Pensé pour renforcer la crédibilité du bio, le nouveau cadre de production biologique introduit pour la première fois un principe de certification collective des petits producteurs. Pourtant, dans sa forme actuelle, cette avancée ne répond pas aux besoins des organisations paysannes du Sud engagées dans la bio et engendre des coûts, des contraintes et des risques d’exclusion qui menacent de nombreuses filières bio.
L’ONG Agronomes & Vétérinaires Sans Frontières (AVSF) et la SCOP ETHIQUABLE s’appuient sur les retours de terrain de dizaines d’organisations de producteurs partenaires des pays du Sud pour alerter les institutions européennes. Le constat est sans appel : la nouvelle réglementation compromet gravement l’avenir des petits producteurs dans les filières bio.

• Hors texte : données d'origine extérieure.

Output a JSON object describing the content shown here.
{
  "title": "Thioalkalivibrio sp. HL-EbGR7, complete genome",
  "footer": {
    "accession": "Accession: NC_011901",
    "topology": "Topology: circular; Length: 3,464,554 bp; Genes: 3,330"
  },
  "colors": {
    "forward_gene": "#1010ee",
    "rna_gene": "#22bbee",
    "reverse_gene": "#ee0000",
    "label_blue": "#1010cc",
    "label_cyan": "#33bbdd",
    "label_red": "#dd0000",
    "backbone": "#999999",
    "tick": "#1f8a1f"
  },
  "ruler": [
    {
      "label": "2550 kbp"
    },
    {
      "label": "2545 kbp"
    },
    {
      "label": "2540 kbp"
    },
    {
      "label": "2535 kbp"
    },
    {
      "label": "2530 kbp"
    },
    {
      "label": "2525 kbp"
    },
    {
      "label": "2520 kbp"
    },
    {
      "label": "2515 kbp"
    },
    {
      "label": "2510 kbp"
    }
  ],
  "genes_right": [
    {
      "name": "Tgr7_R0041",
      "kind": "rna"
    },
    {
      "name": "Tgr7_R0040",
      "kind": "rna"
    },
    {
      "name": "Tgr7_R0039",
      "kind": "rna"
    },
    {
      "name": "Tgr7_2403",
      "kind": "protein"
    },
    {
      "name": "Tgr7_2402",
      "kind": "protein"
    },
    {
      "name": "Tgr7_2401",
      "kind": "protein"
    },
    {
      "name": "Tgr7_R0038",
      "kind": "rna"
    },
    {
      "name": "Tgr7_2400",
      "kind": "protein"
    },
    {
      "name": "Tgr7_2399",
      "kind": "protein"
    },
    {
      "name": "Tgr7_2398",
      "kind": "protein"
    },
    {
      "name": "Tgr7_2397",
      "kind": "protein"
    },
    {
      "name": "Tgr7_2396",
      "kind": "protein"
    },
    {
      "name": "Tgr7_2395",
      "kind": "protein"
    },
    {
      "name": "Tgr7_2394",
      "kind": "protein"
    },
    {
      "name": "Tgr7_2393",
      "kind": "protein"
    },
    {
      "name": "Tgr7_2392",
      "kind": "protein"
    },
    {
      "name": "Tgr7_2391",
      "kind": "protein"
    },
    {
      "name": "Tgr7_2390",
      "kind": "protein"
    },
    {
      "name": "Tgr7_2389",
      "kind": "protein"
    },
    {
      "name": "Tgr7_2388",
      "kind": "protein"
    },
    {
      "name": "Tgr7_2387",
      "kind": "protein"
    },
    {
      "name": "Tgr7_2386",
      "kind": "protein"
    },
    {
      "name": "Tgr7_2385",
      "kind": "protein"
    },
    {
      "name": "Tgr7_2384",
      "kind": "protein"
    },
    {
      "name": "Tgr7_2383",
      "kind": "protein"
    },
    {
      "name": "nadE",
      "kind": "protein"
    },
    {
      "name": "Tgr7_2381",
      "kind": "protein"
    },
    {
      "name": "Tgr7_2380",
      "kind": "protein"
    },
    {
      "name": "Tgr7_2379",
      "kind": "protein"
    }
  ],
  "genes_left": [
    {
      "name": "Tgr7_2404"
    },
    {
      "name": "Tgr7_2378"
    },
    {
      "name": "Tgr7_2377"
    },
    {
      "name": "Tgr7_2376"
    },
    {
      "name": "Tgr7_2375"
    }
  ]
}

🔎 Lire la note de positionnement portée par AVSF et ETHIQUABLE
Constat sur le terrain : surcoûts, exclusion et risque de pénurie
- Explosion des coûts de certification : audits multipliés, échantillonnages plus nombreux, analyses coûteuses à l’exportation… les charges de certification ont doublé pour de nombreuses coopératives (ex. : +115 % au Togo sur le cacao).

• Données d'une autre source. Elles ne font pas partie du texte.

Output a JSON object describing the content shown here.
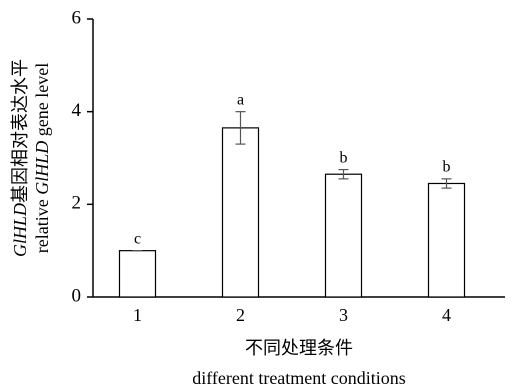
{
  "chart_data": {
    "type": "bar",
    "ylabel": [
      [
        {
          "text": "GlHLD",
          "italic": true
        },
        {
          "text": "基因相对表达水平"
        }
      ],
      [
        {
          "text": "relative "
        },
        {
          "text": "GlHLD",
          "italic": true
        },
        {
          "text": " gene level"
        }
      ]
    ],
    "xlabel": [
      "不同处理条件",
      "different treatment conditions"
    ],
    "categories": [
      "1",
      "2",
      "3",
      "4"
    ],
    "values": [
      1.0,
      3.65,
      2.65,
      2.45
    ],
    "errors": [
      0.0,
      0.35,
      0.1,
      0.1
    ],
    "annotations": [
      "c",
      "a",
      "b",
      "b"
    ],
    "color": "#ffffff",
    "ylim": [
      0,
      6
    ],
    "yticks": [
      0,
      2,
      4,
      6
    ],
    "grid": false
  }
}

- Désorganisation des filières : la limitation arbitraire à 2 000 membres par groupement de producteurs impose des restructurations lourdes, inadaptées aux réalités du terrain.
- Risque d’abandon : sans accompagnement, nombre d’organisations de producteurs sont tentées de se retirer de la bio, provoquant déjà des baisses de volumes, notamment pour les productions de café, cacao, cajou et karité.

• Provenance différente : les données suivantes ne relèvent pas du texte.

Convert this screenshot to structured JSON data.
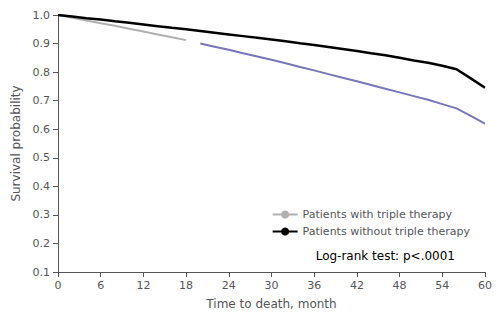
{
  "chart_data": {
    "type": "line",
    "x": [
      0,
      2,
      4,
      6,
      8,
      10,
      12,
      14,
      16,
      18,
      20,
      22,
      24,
      26,
      28,
      30,
      32,
      34,
      36,
      38,
      40,
      42,
      44,
      46,
      48,
      50,
      52,
      54,
      56,
      58,
      60
    ],
    "series": [
      {
        "name": "Patients with triple therapy",
        "color": "#b0b0b0",
        "values": [
          1.0,
          0.99,
          0.981,
          0.971,
          0.962,
          0.952,
          0.942,
          0.932,
          0.922,
          0.912,
          null,
          null,
          null,
          null,
          null,
          null,
          null,
          null,
          null,
          null,
          null,
          null,
          null,
          null,
          null,
          null,
          null,
          null,
          null,
          null,
          null
        ]
      },
      {
        "color": "#7777bb",
        "values": [
          null,
          null,
          null,
          null,
          null,
          null,
          null,
          null,
          null,
          null,
          0.9,
          0.889,
          0.878,
          0.866,
          0.855,
          0.843,
          0.831,
          0.818,
          0.806,
          0.793,
          0.78,
          0.768,
          0.755,
          0.742,
          0.729,
          0.716,
          0.703,
          0.688,
          0.673,
          0.647,
          0.62
        ]
      },
      {
        "name": "Patients without triple therapy",
        "color": "#000000",
        "values": [
          1.0,
          0.995,
          0.989,
          0.984,
          0.978,
          0.973,
          0.967,
          0.961,
          0.955,
          0.95,
          0.944,
          0.938,
          0.932,
          0.926,
          0.92,
          0.914,
          0.908,
          0.901,
          0.895,
          0.888,
          0.881,
          0.874,
          0.866,
          0.859,
          0.85,
          0.841,
          0.833,
          0.822,
          0.81,
          0.778,
          0.745
        ]
      }
    ],
    "xlabel": "Time to death, month",
    "ylabel": "Survival probability",
    "xlim": [
      0,
      60
    ],
    "ylim": [
      0.1,
      1.0
    ],
    "xticks": [
      0,
      6,
      12,
      18,
      24,
      30,
      36,
      42,
      48,
      54,
      60
    ],
    "yticks": [
      0.1,
      0.2,
      0.3,
      0.4,
      0.5,
      0.6,
      0.7,
      0.8,
      0.9,
      {
        "value": 1.0,
        "label": "1.0"
      }
    ],
    "annotation": "Log-rank test: p<.0001",
    "legend": "lower right",
    "grid": false
  }
}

Au Burkina Faso, COOPAKE, qui commercialise plusieurs produits (cajou, hibiscus, sésame, mangue), se voit désormais imposer trois visites d’audit par an dont une visite inopinée, contre une seule auparavant, du fait de la diversité de sa production. Ici, les coûts de certification ont doublé.
Une avancée à surveiller : la reconnaissance de la certification collective
Pour la première fois, la réglementation européenne reconnaît le droit des producteurs-ices à posséder leur certificat bio – un levier clé d’autonomie économique. Mais ce droit est contourné par certains opérateurs qui continuent de confisquer la certification, via des montages juridiques pour conserver le certificat.
Au Cambodge, dans la région de Preah Vihear, des producteurs livrent un exportateur de cajou bio, une usine de transformation de manioc bio, et enfin un troisième exportateur de riz. Au total : trois certificats bio dont aucun n’appartient à la coopérative de producteurs-ices.
Nos demandes aux institutions européennes
Pour garantir une bio crédible et inclusive, AVSF et ETHIQUABLE formulent 4 propositions concrètes :
1. Reporter l’application du règlement 2018/848 dans les pays tiers à décembre 2026.
2. Encadrer les coûts de certification et mettre fin aux pratiques abusives.
3. Créer un observatoire indépendant pour évaluer l’impact réel de la réglementation.
4. Renforcer la voix des producteurs-ices dans les instances de régulation et veiller à l’application stricte de la propriété des certificats bio.
Un enjeu global pour la souveraineté alimentaire et la transition écologique
En excluant les plus petits acteurs, la bio risque de se recentrer sur des filières industrielles au détriment d’un modèle paysan, plus résilient, respectueux des écosystèmes et porteur d’un développement local. Il est urgent de réconcilier rigueur et équité dans l’application des normes européennes.
Une alliance légitime pour porter la voix des producteurs et productrices
AVSF et ETHIQUABLE unissent leurs expertises complémentaires pour défendre une agriculture biologique à la fois rigoureuse, paysanne et équitable. AVSF agit depuis plus de 40 ans aux côtés des organisations paysannes du Sud. ETHIQUABLE, une entreprise coopérative pionnière du commerce équitable, travaille directement avec plus de 110 coopératives dans 29 pays en offrant des débouchés rémunérateurs sur le marché français. Ensemble, elles témoignent des conséquences concrètes du règlement bio sur le terrain, et portent des propositions réalistes, issues de l’expérience et du témoignage de leurs partenaires en Amérique du Sud, en Afrique et en Asie.